Poor performance in the 5‐chair stand test (5‐CST) indicates reduced lower limb muscle strength. The 5‐CST has been recommended for use in the initial assessment of sarcopenia, the accelerated loss of muscle strength and mass. In order to facilitate the use of the 5‐CST in sarcopenia assessment, our aims were to (i) describe the prevalence and factors associated with poor performance in the 5‐CST, (ii) examine the relationship between the 5‐CST and gait speed, and (iii) propose a protocol for using the 5‐CST.

Methods

The population‐based study Cognitive Function and Ageing Study II recruited people aged 65 years and over from defined geographical localities in Cambridgeshire, Newcastle, and Nottingham. The study collected data for assessment of functional ability during home visits, including the 5‐CST and gait speed. We used multinomial logistic regression to assess the associations between factors including the SARC‐F questionnaire and the category of 5‐CST performance: fast (<12 s), intermediate (12–15 s), slow (>15 s), or unable, with slow/unable classed as poor performance.

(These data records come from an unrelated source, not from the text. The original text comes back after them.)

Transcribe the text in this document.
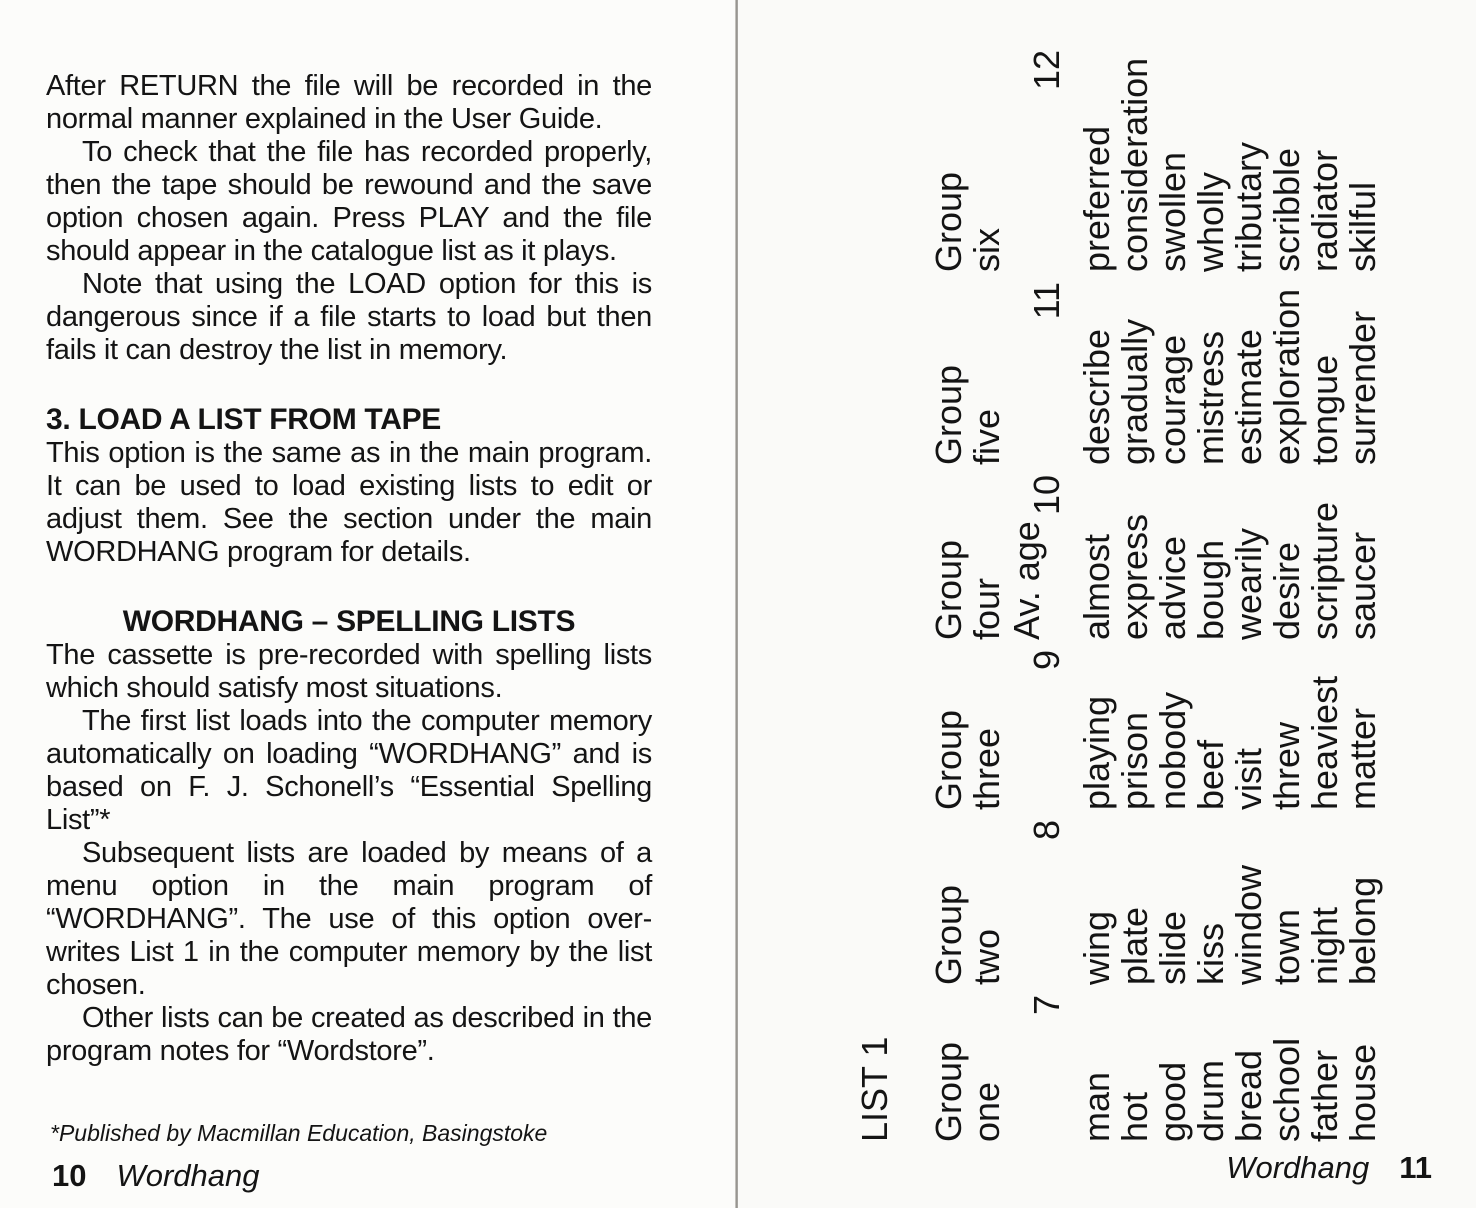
After RETURN the file will be recorded in the normal manner explained in the User Guide.

To check that the file has recorded properly, then the tape should be rewound and the save option chosen again. Press PLAY and the file should appear in the catalogue list as it plays.

Note that using the LOAD option for this is dangerous since if a file starts to load but then fails it can destroy the list in memory.

3. LOAD A LIST FROM TAPE

This option is the same as in the main program. It can be used to load existing lists to edit or adjust them. See the section under the main WORDHANG program for details.

WORDHANG – SPELLING LISTS

The cassette is pre-recorded with spelling lists which should satisfy most situations.

The first list loads into the computer memory automatically on loading “WORDHANG” and is based on F. J. Schonell’s “Essential Spelling List”*

Subsequent lists are loaded by means of a menu option in the main program of “WORDHANG”. The use of this option over-writes List 1 in the computer memory by the list chosen.

Other lists can be created as described in the program notes for “Wordstore”.

*Published by Macmillan Education, Basingstoke
10 Wordhang
LIST 1 Group
one
7
man
hot
good
drum
bread
school
father
house
Group
two
8
wing
plate
slide
kiss
window
town
night
belong
Group
three
9
playing
prison
nobody
beef
visit
threw
heaviest
matter
Group
four Av. age
10
almost
express
advice
bough
wearily
desire
scripture
saucer
Group
five
11
describe
gradually
courage
mistress
estimate
exploration
tongue
surrender
Group
six
12
preferred
consideration
swollen
wholly
tributary
scribble
radiator
skilful
Wordhang 11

We reviewed previous studies on the protocol used to carry out the 5‐CST.

Results

A total of 7190 participants aged 65+ from the three diverse localities of Cognitive Function and Ageing Study II were included (54.1% female). The proportion of those with poor performance in the 5‐CST increased with age, from 34.3% at age 65–69 to 89.7% at age 90+. Factors independently associated with poor performance included positive responses to the SARC‐F questionnaire, physical inactivity, depression, impaired cognition, and multimorbidity (all P < 0.005). Most people with poor performance also had slow gait speed (57.8%) or were unable to complete the gait speed test (18.4%). We found variation in the 5‐CST protocol used, for example, timing until a participant stood up for the fifth time or until they sat down afterwards.

Conclusions

Poor performance in the 5‐CST is increasingly common with age and is associated with a cluster of other factors that characterize risk for poor ageing such as physical inactivity, impaired cognition, and multimorbidity. We recommend a low threshold for performing the 5‐CST in clinical settings and provide a protocol for its use.

Details

Title
Prevalence and factors associated with poor performance in the 5‐chair stand test: findings from the Cognitive Function and Ageing Study II and proposed Newcastle protocol for use in the assessment of sarcopenia
Author
Dodds, Richard Matthew 1 ; Murray, James C 1 ; Granic, Antoneta 1 ; Hurst, Christopher 1 ; Uwimpuhwe, Germaine 2 ; Richardson, Sarah 1 ; Brayne, Carol 3 ; Matthews, Fiona E 4 ; Sayer, Avan A 1 

 AGE Research Group, Translational and Clinical Research Institute, Faculty of Medical Sciences, Newcastle University, Newcastle, UK; NIHR Newcastle Biomedical Research Centre, Newcastle University and Newcastle upon Tyne NHS Foundation Trust, Newcastle, UK 
 Department of Anthropology, Durham University, Durham, UK; Durham Research Methods Centre, Durham University, Durham, UK 
 Cambridge Public Health, School of Clinical Medicine, University of Cambridge, Cambridge, UK 
 Population Health Sciences Institute, Faculty of Medical Sciences, Newcastle University, Newcastle, UK 
Pages
308-318
Section
Original Articles
Publication year
2021
Publication date
Apr 2021
Publisher
John Wiley & Sons, Inc.
ISSN
21905991
e-ISSN
21906009
Source type
Scholarly Journal
Language of publication
English
ProQuest document ID
2516183590
Copyright
© 2021. This work is published under http://creativecommons.org/licenses/by/4.0/ (the “License”). Notwithstanding the ProQuest Terms and Conditions, you may use this content in accordance with the terms of the License.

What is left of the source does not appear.